NASA NSSDC Master Catalog Description
Explorer 45 / S-Cubed A was designed to perform a wide variety of investigations within the magnetosphere with regards to particle fluxes, electric fields, and magnetic fields. Its primary scientific objectives were to: (1) study the characteristics and origin of the Earth's ring current and development of the main-phase magnetic storms; and, (2) study the relation between magnetic storms, substorms, and the acceleration of charged particles within the inner magnetosphere. To determine the major wave-particle interaction mechanisms, directional measurements of protons, electrons, and alpha particles were made over a wide energy range, and dc and ac electric and magnetic fields were measured.
Explorer 45 had the capability for complete in-flight control of the data format through the use of an onboard set of stored program instructions. These instructions governed the collection of data and were reprogrammable via ground command. The command system handled 80 commands for controlling the spacecraft and experiment functions, as well as for flight program loads for the data processing system. The antenna system consisted of four dipole antennas spaced 90 deg apart on the surface of the spacecraft cover. The satellite contained two transmitters, one for digital (PCM) data at 446 bps, and the other for either the digital data or wideband analog data from 30 Hz to 10 kHz from the ac electric field probes and from one search coil sensor.

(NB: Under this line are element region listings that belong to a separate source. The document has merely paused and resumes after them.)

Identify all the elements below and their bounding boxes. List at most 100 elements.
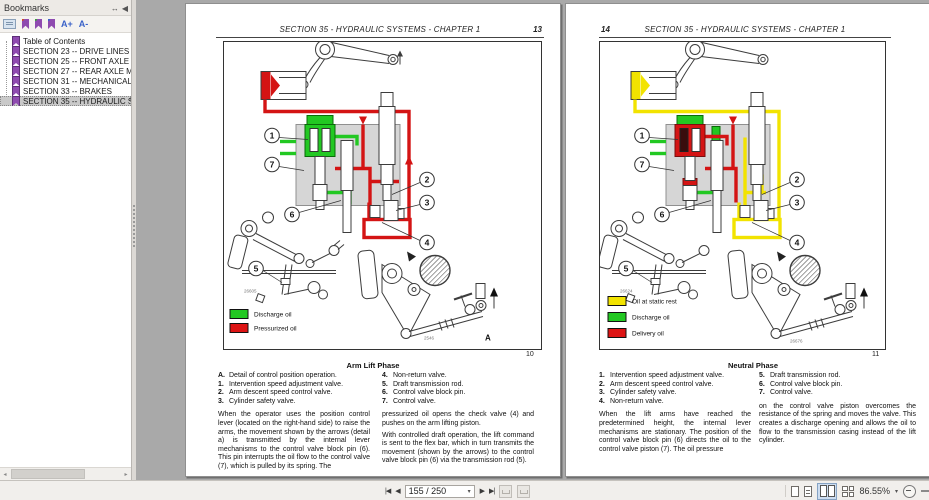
section-title: Neutral Phase — [727, 361, 779, 370]
zoom-dropdown-caret-icon[interactable]: ▾ — [894, 488, 898, 495]
section-title: Arm Lift Phase — [346, 361, 400, 370]
next-view-button[interactable] — [517, 484, 531, 498]
photo-id: 26676 — [790, 339, 803, 344]
body-paragraph: When the operator uses the position cont… — [218, 411, 370, 470]
svg-text:1: 1 — [270, 131, 275, 141]
body-paragraph: pressurized oil opens the check valve (4… — [382, 411, 534, 427]
legend-label: Discharge oil — [254, 312, 292, 319]
scroll-left-icon[interactable]: ◂ — [3, 471, 7, 478]
ref-text: Draft transmission rod. — [393, 380, 464, 388]
figure-box: 1 7 6 2 3 4 5 Discharge oil Pressurized … — [223, 41, 542, 350]
photo-id: 26624 — [620, 289, 633, 294]
ref-number: 1. — [218, 380, 224, 388]
ref-number: 4. — [382, 372, 388, 379]
bookmark-options-icon[interactable] — [3, 19, 16, 29]
ref-text: Intervention speed adjustment valve. — [229, 380, 344, 388]
zoom-out-icon[interactable] — [903, 484, 916, 498]
decrease-text-size-button[interactable]: A- — [78, 19, 89, 29]
scroll-right-icon[interactable]: ▸ — [124, 471, 128, 478]
ref-number: 6. — [759, 380, 765, 388]
legend-swatch-delivery — [607, 328, 627, 338]
page-header: SECTION 35 - HYDRAULIC SYSTEMS - CHAPTER… — [599, 25, 891, 38]
panel-collapse-icon[interactable]: ◀ — [121, 3, 128, 13]
svg-text:2: 2 — [425, 175, 430, 185]
bookmark-icon — [12, 76, 20, 86]
prev-page-button[interactable]: ◀ — [395, 488, 400, 495]
increase-text-size-button[interactable]: A+ — [61, 19, 73, 29]
text-column-left: A.Detail of control position operation. … — [218, 372, 370, 472]
previous-view-button[interactable] — [499, 484, 513, 498]
page-number: 14 — [601, 25, 610, 34]
panel-expand-icon[interactable]: ↔ — [110, 3, 119, 13]
ref-text: Control valve. — [770, 389, 813, 397]
bookmark-label: SECTION 23 -- DRIVE LINES — [23, 46, 130, 56]
ref-number: 3. — [599, 389, 605, 397]
sidebar-item-section23[interactable]: SECTION 23 -- DRIVE LINES — [0, 46, 131, 56]
ref-number: 2. — [218, 389, 224, 397]
sidebar-item-toc[interactable]: Table of Contents — [0, 36, 131, 46]
svg-text:3: 3 — [425, 198, 430, 208]
bookmark-label: SECTION 35 -- HYDRAULIC SYSTEMS — [23, 96, 131, 106]
legend-swatch-pressurized — [229, 323, 249, 333]
bookmark-icon — [12, 66, 20, 76]
ref-text: Non-return valve. — [610, 397, 664, 405]
ref-number: A. — [218, 372, 225, 379]
ref-number: 4. — [599, 397, 605, 405]
expand-bookmark-icon[interactable] — [22, 19, 29, 29]
zoom-slider[interactable] — [921, 490, 929, 492]
bookmarks-panel: Bookmarks ↔ ◀ A+ A- Table of Contents SE… — [0, 0, 132, 480]
page-number-field[interactable]: 155 / 250 ▾ — [404, 484, 475, 498]
ref-text: Cylinder safety valve. — [229, 397, 296, 405]
photo-id: 2546 — [424, 336, 435, 341]
bookmarks-toolbar: A+ A- — [0, 16, 131, 33]
page-number: 13 — [533, 25, 542, 34]
bookmark-icon — [12, 46, 20, 56]
two-page-view-button-active[interactable] — [817, 482, 838, 500]
text-column-right: 4.Non-return valve. 5.Draft transmission… — [382, 372, 534, 466]
sidebar-item-section25[interactable]: SECTION 25 -- FRONT AXLE MECHANIC — [0, 56, 131, 66]
sidebar-item-section31[interactable]: SECTION 31 -- MECHANICAL POWER — [0, 76, 131, 86]
pdf-page-14: SECTION 35 - HYDRAULIC SYSTEMS - CHAPTER… — [565, 3, 929, 477]
sidebar-item-section33[interactable]: SECTION 33 -- BRAKES — [0, 86, 131, 96]
two-page-continuous-view-button[interactable] — [842, 485, 855, 497]
ref-text: Cylinder safety valve. — [610, 389, 677, 397]
svg-text:4: 4 — [425, 238, 430, 248]
svg-text:7: 7 — [270, 160, 275, 170]
svg-text:7: 7 — [640, 160, 645, 170]
document-canvas[interactable]: SECTION 35 - HYDRAULIC SYSTEMS - CHAPTER… — [136, 0, 929, 480]
first-page-button[interactable]: |◀ — [385, 488, 391, 495]
dropdown-caret-icon[interactable]: ▾ — [467, 488, 471, 495]
sidebar-item-section35-selected[interactable]: SECTION 35 -- HYDRAULIC SYSTEMS — [0, 96, 131, 106]
ref-number: 2. — [599, 380, 605, 388]
photo-id: 26605 — [244, 289, 257, 294]
add-bookmark-icon[interactable] — [35, 19, 42, 29]
scrollbar-thumb[interactable] — [11, 469, 85, 479]
next-page-button[interactable]: ▶ — [479, 488, 485, 495]
panel-resize-handle[interactable] — [132, 0, 136, 480]
continuous-view-button[interactable] — [804, 485, 813, 497]
page-navigation: |◀ ◀ 155 / 250 ▾ ▶ ▶| — [385, 481, 531, 500]
legend-swatch-discharge — [607, 312, 627, 322]
bookmarks-panel-title: Bookmarks — [4, 3, 50, 13]
single-page-view-button[interactable] — [791, 485, 800, 497]
page-number-value: 155 / 250 — [408, 486, 447, 496]
detail-label: A — [485, 334, 491, 343]
page-header: SECTION 35 - HYDRAULIC SYSTEMS - CHAPTER… — [216, 25, 544, 38]
sidebar-item-section27[interactable]: SECTION 27 -- REAR AXLE MECHANIC — [0, 66, 131, 76]
page-glyph — [819, 485, 827, 497]
ref-number: 7. — [759, 389, 765, 397]
bookmark-label: SECTION 27 -- REAR AXLE MECHANIC — [23, 66, 131, 76]
zoom-level-value[interactable]: 86.55% — [859, 486, 890, 496]
sidebar-horizontal-scrollbar[interactable]: ◂ ▸ — [0, 467, 131, 480]
last-page-button[interactable]: ▶| — [488, 488, 495, 495]
svg-text:3: 3 — [795, 198, 800, 208]
legend-swatch-discharge — [229, 309, 249, 319]
bookmark-icon — [12, 56, 20, 66]
ref-text: Detail of control position operation. — [229, 372, 337, 379]
ref-text: Control valve block pin. — [393, 389, 466, 397]
legend-label: Delivery oil — [632, 331, 664, 338]
bookmark-settings-icon[interactable] — [48, 19, 55, 29]
bookmark-icon — [12, 96, 20, 106]
figure-number: 11 — [872, 351, 880, 358]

The satellite power system consisted of a rechargeable battery and an array of solar cells. The spin rate was about 7 rpm, and the spin axis lay in the spacecraft orbital plane which was approximately the same as the earth's equatorial plane. The initial local time of apogee was about 21.8 h and the line of apsides moved around toward the sun at an initial rate of 12 deg per month. The satellite was operationally turned off on September 30, 1974, after approximately three years of successful and productive operation. A coordinated series of papers describing the satellite and the experiments was contained in J. Geophys. Res., v. 78, n. 22, August 1973.